“Misa’s Fugue” is a documentary chronicling the life of Grunwald and his family, from a small Czech village to Prague, where his father could expand his medical practice. It was there that Grunwald developed a love of music and art, while listening at the feet of his parents.
The film shows Grunwald’s everyday family life alongside the rise of Hitler’s rule.
In 1939, Germans invaded Gruwald’s homeland and instituted anti-Semitic rule. Grunwald and his brother, John, were expelled from school, and the family was evicted from its apartment. Three years later, the family was deported to Theresienstadt settlement camp, and in December 1943, to Auschwitz-Birkenau.
Gruwald’s parents were sent to lines for work. Grunwald and his brother, who walked with a limp, were sent for extermination.
Grunwald was spared when a friend shoved him into a group of teens. “It’s important to know that my story is not special,” Grunwald said. “This is what happened to Jewish kids during that time. What’s unique is that I survived.”
“The horrors of that time will never leave me, but telling my story is important,” Grunwald added. “Giving a firsthand account of the horrors that one body of people can do to another body of people, to educate this generation, that was my purpose in making this film.”
“Misa’s Fugue” was presented by the Office for Intercultural Learning and the Holocaust Commission in conjunction with the Virginia Festival of Jewish Film. After the film, Grunwald and Bill Jucksch, camp liberator, answered questions, along with Elena Barr Baum, director, Holocaust Commission, and TCC Professor Jamie Haines.

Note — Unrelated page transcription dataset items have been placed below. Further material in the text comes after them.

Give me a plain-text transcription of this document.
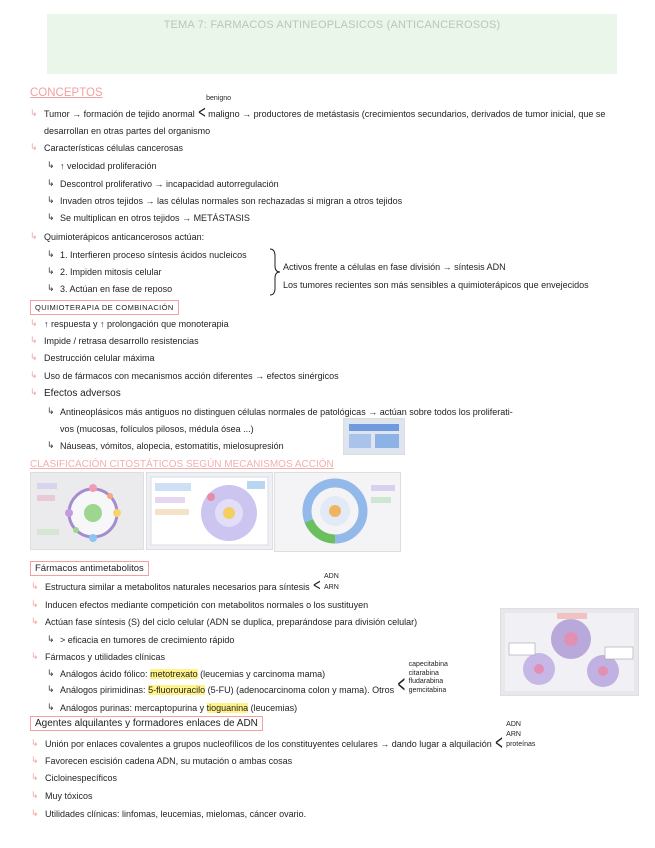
TEMA 7: FARMACOS ANTINEOPLASICOS (ANTICANCEROSOS)
CONCEPTOS
↳ Tumor → formación de tejido anormal < maligno
benigno
→ productores de metástasis (crecimientos secundarios, derivados de tumor inicial, que se
desarrollan en otras partes del organismo
↳ Características células cancerosas
↳ ↑ velocidad proliferación
↳ Descontrol proliferativo → incapacidad autorregulación
↳ Invaden otros tejidos → las células normales son rechazadas si migran a otros tejidos
↳ Se multiplican en otros tejidos → METÁSTASIS
↳ Quimioterápicos anticancerosos actúan:
↳ 1. Interfieren proceso síntesis ácidos nucleicos
↳ 2. Impiden mitosis celular
↳ 3. Actúan en fase de reposo
Activos frente a células en fase división → síntesis ADN
Los tumores recientes son más sensibles a quimioterápicos que envejecidos
QUIMIOTERAPIA DE COMBINACIÓN
↳ ↑ respuesta y ↑ prolongación que monoterapia
↳ Impide / retrasa desarrollo resistencias
↳ Destrucción celular máxima
↳ Uso de fármacos con mecanismos acción diferentes → efectos sinérgicos
↳ Efectos adversos
↳ Antineoplásicos más antiguos no distinguen células normales de patológicas → actúan sobre todos los proliferati-
vos (mucosas, folículos pilosos, médula ósea ...)
↳ Náuseas, vómitos, alopecia, estomatitis, mielosupresión
CLASIFICACIÓN CITOSTÁTICOS SEGÚN MECANISMOS ACCIÓN
Fármacos antimetabolitos
↳ Estructura similar a metabolitos naturales necesarios para síntesis <
ADN
ARN
↳ Inducen efectos mediante competición con metabolitos normales o los sustituyen
↳ Actúan fase síntesis (S) del ciclo celular (ADN se duplica, preparándose para división celular)
↳ > eficacia en tumores de crecimiento rápido
↳ Fármacos y utilidades clínicas
↳ Análogos ácido fólico: metotrexato (leucemias y carcinoma mama)
↳ Análogos pirimidinas: 5-fluorouracilo (5-FU) (adenocarcinoma colon y mama). Otros <
capecitabina
citarabina
fludarabina
gemcitabina
↳ Análogos purinas: mercaptopurina y tioguanina (leucemias)
Agentes alquilantes y formadores enlaces de ADN
↳ Unión por enlaces covalentes a grupos nucleofílicos de los constituyentes celulares → dando lugar a alquilación <
ADN
ARN
proteínas
↳ Favorecen escisión cadena ADN, su mutación o ambas cosas
↳ Cicloinespecíficos
↳ Muy tóxicos
↳ Utilidades clínicas: linfomas, leucemias, mielomas, cáncer ovario.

Jucksch was 19 when he fought with the Army’s 71st Infantry Division to liberate the Nazi concentration camp where Grunwald was sent to die. “The film absolutely reflects what happened, but it doesn’t show the dead bodies. People were in piles, some dead, some alive and the stench was unbelievable. It was worse than the worst horror movie you’ve ever seen. We’d never heard the word concentration camp, so we really had no idea what we’d found until we saw walking skeletons.
“There were no photographers on the front lines. I didn’t see any from France to Germany to Austria.” Added Grunwald, “This was not an easy project. But it was worth it to help teach tolerance and acceptance of all people.”
“Misa’s Fugue” was told through film and interviews with Grunwald, and the documentary was edited, musically scored and visually supported by students and faculty of Fleetwood Area High School in Pennsylvania.
Tidewater Community College student Cathy Frohbergh attended the screening and question-and-answer session. “I’m in such awe of their story and so grateful for this opportunity to hear it,” she said.
Student Cindy Snead agreed, noting, “I learned the imagination can turn anything into hope. I was intrigued that Misa did not allow himself to be bitter. It symbolized that you can live through any atrocity – to fugue – he put his mind in another place.”